Currently, most smartphones are welcomed to a screen where their owners can view information that the user has identified when turning on a device, while maintaining the confidentiality of other data on the device by accessing other information about the device Welcome information beyond the welcome screen, a password is required. However, for many reasons, including for privacy reasons, the owner of the device may not endeavor to display identification information or other personal information on this screen. There is therefore a need for improved methods that allow the owner of a portable electronic device to specify and customize information that can be accessed on a password-protected portable electronic device without entering the password.

Added to this is portability and increasingly portable electronic devices of smaller size have the disadvantage that they are prone to loss. The design of most portable electronic devices is such that it is difficult or impossible to identify the owner of the device without extensive detective work, which is undesirable for a variety of reasons, including concerns about the owner’s privacy.

Therefore, there is also a need for improved methods of providing information to help return a lost portable electronic device to its rightful owner.

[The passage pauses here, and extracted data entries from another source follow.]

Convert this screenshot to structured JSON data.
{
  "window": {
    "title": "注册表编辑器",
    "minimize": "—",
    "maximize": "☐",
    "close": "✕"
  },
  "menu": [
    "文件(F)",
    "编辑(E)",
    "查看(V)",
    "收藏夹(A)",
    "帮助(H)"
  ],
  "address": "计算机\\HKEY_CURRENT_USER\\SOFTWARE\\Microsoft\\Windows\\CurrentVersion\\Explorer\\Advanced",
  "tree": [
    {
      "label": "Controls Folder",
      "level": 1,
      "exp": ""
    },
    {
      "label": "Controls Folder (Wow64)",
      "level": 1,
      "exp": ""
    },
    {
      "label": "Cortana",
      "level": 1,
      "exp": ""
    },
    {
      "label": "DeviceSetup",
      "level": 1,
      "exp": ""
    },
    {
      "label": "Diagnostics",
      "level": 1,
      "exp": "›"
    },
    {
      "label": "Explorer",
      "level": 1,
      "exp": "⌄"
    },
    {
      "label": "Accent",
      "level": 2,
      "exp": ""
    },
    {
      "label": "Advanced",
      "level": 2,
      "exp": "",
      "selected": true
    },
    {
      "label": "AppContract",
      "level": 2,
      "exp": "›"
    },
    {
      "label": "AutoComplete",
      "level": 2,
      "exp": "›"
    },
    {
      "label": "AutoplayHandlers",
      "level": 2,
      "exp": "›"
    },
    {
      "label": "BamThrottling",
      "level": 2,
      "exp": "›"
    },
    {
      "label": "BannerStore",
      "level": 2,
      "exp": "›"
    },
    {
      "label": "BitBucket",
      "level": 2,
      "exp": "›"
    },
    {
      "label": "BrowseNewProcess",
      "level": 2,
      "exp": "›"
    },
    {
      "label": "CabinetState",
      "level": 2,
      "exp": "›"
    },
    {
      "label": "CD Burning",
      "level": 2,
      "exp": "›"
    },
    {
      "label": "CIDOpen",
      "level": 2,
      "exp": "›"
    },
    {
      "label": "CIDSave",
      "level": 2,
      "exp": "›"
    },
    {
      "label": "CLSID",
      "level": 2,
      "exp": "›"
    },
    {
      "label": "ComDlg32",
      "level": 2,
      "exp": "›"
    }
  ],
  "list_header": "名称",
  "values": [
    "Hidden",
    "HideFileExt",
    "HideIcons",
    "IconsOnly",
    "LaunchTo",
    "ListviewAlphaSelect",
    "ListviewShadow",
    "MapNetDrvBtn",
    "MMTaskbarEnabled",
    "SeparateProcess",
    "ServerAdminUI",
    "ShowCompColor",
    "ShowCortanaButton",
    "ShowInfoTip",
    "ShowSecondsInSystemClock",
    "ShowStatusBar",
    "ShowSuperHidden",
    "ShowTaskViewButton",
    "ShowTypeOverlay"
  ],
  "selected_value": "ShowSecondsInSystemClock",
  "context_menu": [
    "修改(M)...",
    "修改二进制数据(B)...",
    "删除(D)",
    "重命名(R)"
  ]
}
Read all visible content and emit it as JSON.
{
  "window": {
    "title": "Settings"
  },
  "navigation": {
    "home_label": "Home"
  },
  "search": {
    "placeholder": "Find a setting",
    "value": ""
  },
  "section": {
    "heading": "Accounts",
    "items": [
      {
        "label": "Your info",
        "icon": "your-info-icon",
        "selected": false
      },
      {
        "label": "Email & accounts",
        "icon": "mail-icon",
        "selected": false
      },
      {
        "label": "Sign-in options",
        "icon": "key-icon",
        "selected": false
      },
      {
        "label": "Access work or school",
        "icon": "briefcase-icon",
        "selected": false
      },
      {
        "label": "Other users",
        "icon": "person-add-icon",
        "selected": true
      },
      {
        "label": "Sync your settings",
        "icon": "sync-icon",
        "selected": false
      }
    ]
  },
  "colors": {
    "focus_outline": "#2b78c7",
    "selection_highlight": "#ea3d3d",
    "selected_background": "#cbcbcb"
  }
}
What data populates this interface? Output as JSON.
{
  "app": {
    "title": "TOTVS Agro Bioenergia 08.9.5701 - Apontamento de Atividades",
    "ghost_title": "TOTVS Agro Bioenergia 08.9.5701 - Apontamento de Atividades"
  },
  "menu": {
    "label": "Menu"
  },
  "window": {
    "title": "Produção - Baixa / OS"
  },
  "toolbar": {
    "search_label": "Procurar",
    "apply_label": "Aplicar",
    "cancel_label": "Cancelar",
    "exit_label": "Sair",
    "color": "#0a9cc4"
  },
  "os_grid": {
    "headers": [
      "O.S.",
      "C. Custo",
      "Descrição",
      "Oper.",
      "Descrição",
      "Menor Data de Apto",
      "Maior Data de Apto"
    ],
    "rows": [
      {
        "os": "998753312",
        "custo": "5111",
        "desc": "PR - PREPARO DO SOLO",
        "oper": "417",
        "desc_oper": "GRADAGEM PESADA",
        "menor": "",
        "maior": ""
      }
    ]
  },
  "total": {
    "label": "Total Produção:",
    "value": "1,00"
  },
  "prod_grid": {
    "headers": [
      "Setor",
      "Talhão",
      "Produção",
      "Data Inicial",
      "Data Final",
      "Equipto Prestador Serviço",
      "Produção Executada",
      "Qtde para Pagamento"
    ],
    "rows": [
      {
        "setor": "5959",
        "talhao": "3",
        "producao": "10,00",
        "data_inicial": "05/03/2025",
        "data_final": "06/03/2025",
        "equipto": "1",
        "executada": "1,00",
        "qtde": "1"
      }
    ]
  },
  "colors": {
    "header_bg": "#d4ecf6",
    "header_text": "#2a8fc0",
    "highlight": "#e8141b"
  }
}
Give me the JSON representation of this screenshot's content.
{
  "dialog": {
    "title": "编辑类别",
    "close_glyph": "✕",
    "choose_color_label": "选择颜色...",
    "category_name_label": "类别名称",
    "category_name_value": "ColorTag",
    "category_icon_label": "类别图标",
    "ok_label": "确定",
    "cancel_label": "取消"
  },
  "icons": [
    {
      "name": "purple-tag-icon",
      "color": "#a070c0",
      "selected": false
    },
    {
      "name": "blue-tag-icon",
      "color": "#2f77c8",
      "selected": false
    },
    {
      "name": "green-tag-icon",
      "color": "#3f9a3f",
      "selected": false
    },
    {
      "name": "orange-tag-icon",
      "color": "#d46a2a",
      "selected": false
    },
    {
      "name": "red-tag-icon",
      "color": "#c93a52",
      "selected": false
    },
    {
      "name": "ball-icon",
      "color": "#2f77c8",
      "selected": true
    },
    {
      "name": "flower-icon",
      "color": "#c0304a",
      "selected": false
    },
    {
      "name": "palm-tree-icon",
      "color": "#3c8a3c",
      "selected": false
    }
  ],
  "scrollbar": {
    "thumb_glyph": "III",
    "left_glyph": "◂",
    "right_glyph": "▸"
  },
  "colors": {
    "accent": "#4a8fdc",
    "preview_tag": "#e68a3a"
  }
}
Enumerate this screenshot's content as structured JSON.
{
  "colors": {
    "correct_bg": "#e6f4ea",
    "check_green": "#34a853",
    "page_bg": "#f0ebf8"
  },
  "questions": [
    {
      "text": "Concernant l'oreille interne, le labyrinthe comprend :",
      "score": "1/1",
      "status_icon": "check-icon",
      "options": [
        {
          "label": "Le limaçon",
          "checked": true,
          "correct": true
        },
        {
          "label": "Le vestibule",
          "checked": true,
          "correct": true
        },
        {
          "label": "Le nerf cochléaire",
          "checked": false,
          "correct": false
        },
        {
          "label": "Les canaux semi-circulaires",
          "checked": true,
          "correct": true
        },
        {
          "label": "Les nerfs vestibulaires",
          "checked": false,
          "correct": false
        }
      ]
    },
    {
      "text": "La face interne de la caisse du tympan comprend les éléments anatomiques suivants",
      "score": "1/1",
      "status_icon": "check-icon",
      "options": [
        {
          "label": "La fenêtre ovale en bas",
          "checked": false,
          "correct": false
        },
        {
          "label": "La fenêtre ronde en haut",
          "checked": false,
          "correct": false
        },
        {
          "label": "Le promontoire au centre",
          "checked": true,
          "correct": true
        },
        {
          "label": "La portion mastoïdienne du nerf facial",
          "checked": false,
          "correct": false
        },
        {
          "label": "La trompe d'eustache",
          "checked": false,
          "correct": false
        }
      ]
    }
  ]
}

In one embodiment of the patent, the user of the device can enter various personal information, namely emergency information, device on which it is stored. Usually, the “software lock” for the device is activated when it is switched on or is not used for a certain period of time. Even if the lock is activated, the emergency information can be made available to the user, while other information remains unavailable. In one embodiment, the lock screen can be bypassed to gain access to the emergency information.

Apple Patent Emergency Contacts 1

As an example, assume that the owner of the device has entered predetermined medical information that should be available even if the software lock is activated. In this case, the medical information remains available to anyone who owns the device. If the owner is injured in an accident, the device can be used to access the given medical information. For example, a healthcare professional can easily interact with the device, bypassing the software lock and displaying the medical information (such as allergies, existing medication, blood type, illness or other health information, etc.). as well as emergency contacts.

Patent credits

Apple credits Steven Charles Michalske (Sunnyvale, CA) as the sole inventor of U.S. Patent Application No. 20150052618.